Sheila Bayley’s artworks explore social landscape: the conversations within the home. Her series, The Mothering Kind, reflects on her journey as a mother and full-time artist, while an older work, They Are Watching, is also included in this exhibition.
Viktart Mwangi, widely known for large-scale murals, presents smaller works in ink and acrylic on canvas that depict ordinary scenes of Nairobi life in what Chianda describes as an afro-aspirational style. His work remains centred on people and urban experience.

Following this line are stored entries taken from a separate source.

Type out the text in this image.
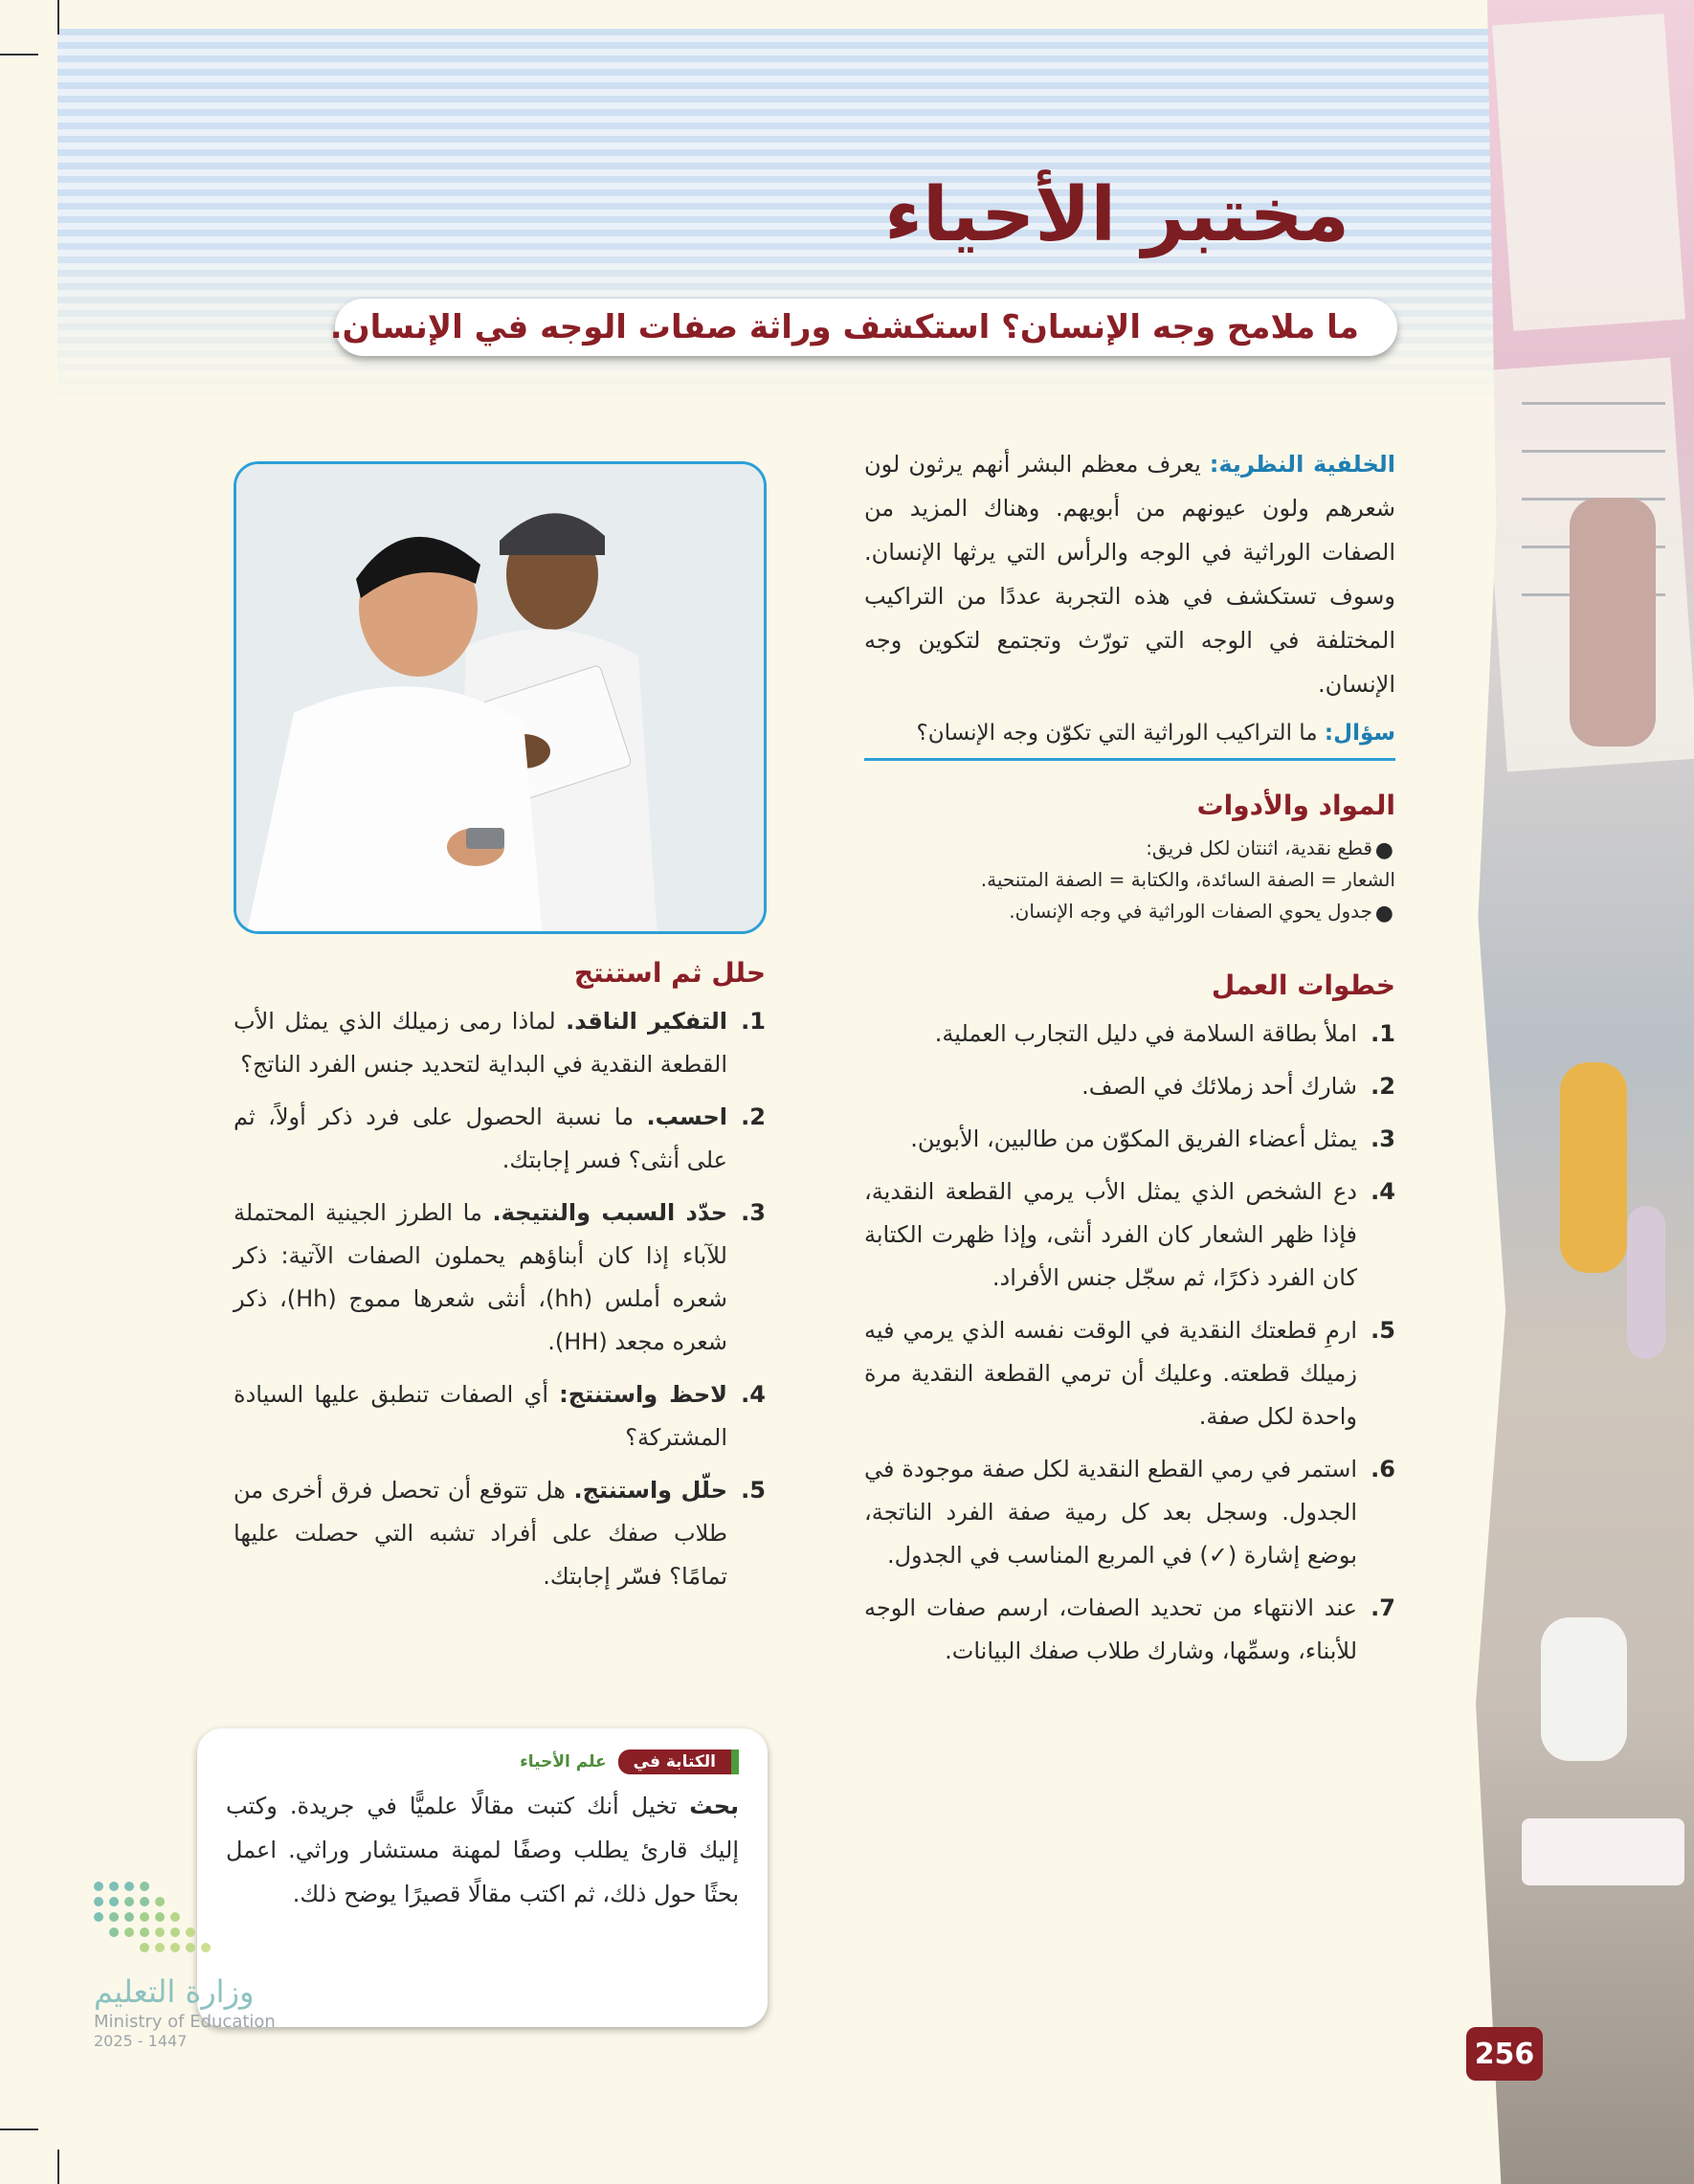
مختبر الأحياء
ما ملامح وجه الإنسان؟ استكشف وراثة صفات الوجه في الإنسان.

الخلفية النظرية: يعرف معظم البشر أنهم يرثون لون شعرهم ولون عيونهم من أبويهم. وهناك المزيد من الصفات الوراثية في الوجه والرأس التي يرثها الإنسان. وسوف تستكشف في هذه التجربة عددًا من التراكيب المختلفة في الوجه التي تورّث وتجتمع لتكوين وجه الإنسان.

سؤال: ما التراكيب الوراثية التي تكوّن وجه الإنسان؟

المواد والأدوات
●
قطع نقدية، اثنتان لكل فريق:
الشعار = الصفة السائدة، والكتابة = الصفة المتنحية.
●
جدول يحوي الصفات الوراثية في وجه الإنسان.
خطوات العمل
1.
املأ بطاقة السلامة في دليل التجارب العملية.
2.
شارك أحد زملائك في الصف.
3.
يمثل أعضاء الفريق المكوّن من طالبين، الأبوين.
4.
دع الشخص الذي يمثل الأب يرمي القطعة النقدية، فإذا ظهر الشعار كان الفرد أنثى، وإذا ظهرت الكتابة كان الفرد ذكرًا، ثم سجّل جنس الأفراد.
5.
ارمِ قطعتك النقدية في الوقت نفسه الذي يرمي فيه زميلك قطعته. وعليك أن ترمي القطعة النقدية مرة واحدة لكل صفة.
6.
استمر في رمي القطع النقدية لكل صفة موجودة في الجدول. وسجل بعد كل رمية صفة الفرد الناتجة، بوضع إشارة (✓) في المربع المناسب في الجدول.
7.
عند الانتهاء من تحديد الصفات، ارسم صفات الوجه للأبناء، وسمِّها، وشارك طلاب صفك البيانات.
حلل ثم استنتج
1.
التفكير الناقد. لماذا رمى زميلك الذي يمثل الأب القطعة النقدية في البداية لتحديد جنس الفرد الناتج؟
2.
احسب. ما نسبة الحصول على فرد ذكر أولاً، ثم على أنثى؟ فسر إجابتك.
3.
حدّد السبب والنتيجة. ما الطرز الجينية المحتملة للآباء إذا كان أبناؤهم يحملون الصفات الآتية: ذكر شعره أملس (hh)، أنثى شعرها مموج (Hh)، ذكر شعره مجعد (HH).
4.
لاحظ واستنتج: أي الصفات تنطبق عليها السيادة المشتركة؟
5.
حلّل واستنتج. هل تتوقع أن تحصل فرق أخرى من طلاب صفك على أفراد تشبه التي حصلت عليها تمامًا؟ فسّر إجابتك.
الكتابة في
علم الأحياء

بحث تخيل أنك كتبت مقالًا علميًّا في جريدة. وكتب إليك قارئ يطلب وصفًا لمهنة مستشار وراثي. اعمل بحثًا حول ذلك، ثم اكتب مقالًا قصيرًا يوضح ذلك.

وزارة التعليم
Ministry of Education
2025 - 1447	256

Andrew Crae transforms the mundane into moments of beauty as he depicts Nairobi’s older trees and bright skies to remind viewers of where the city has come from. Swift9 Graffiti brings an Afro-fusion, futuristic feeling that ties street culture to fine art. They are artists whose work Chianda says she genuinely enjoys.
The idea for Landscapes from Home took form through Chianda’s experiences attending exhibitions in Kenya and abroad, and more specifically during a trip to Ghana in March last year. While taking friends through galleries, she saw how they engaged with artists and prices.
“They did not feel that the works were not of value, and they knew they could plan to afford them. There is an emerging culture of Africans appreciating and collecting their own art,” she says.
She wanted to create the same space for Kenyans and Africans living in the UK and introduce them to artists from their own homeland and feel proud to collect their work.
“When you talk about home, you talk about the places you hung out and the feeling you get. There is a lot of sense of missing home for diasporas, and so many things attached to our landscape. They want to retain a sense of it,” she says.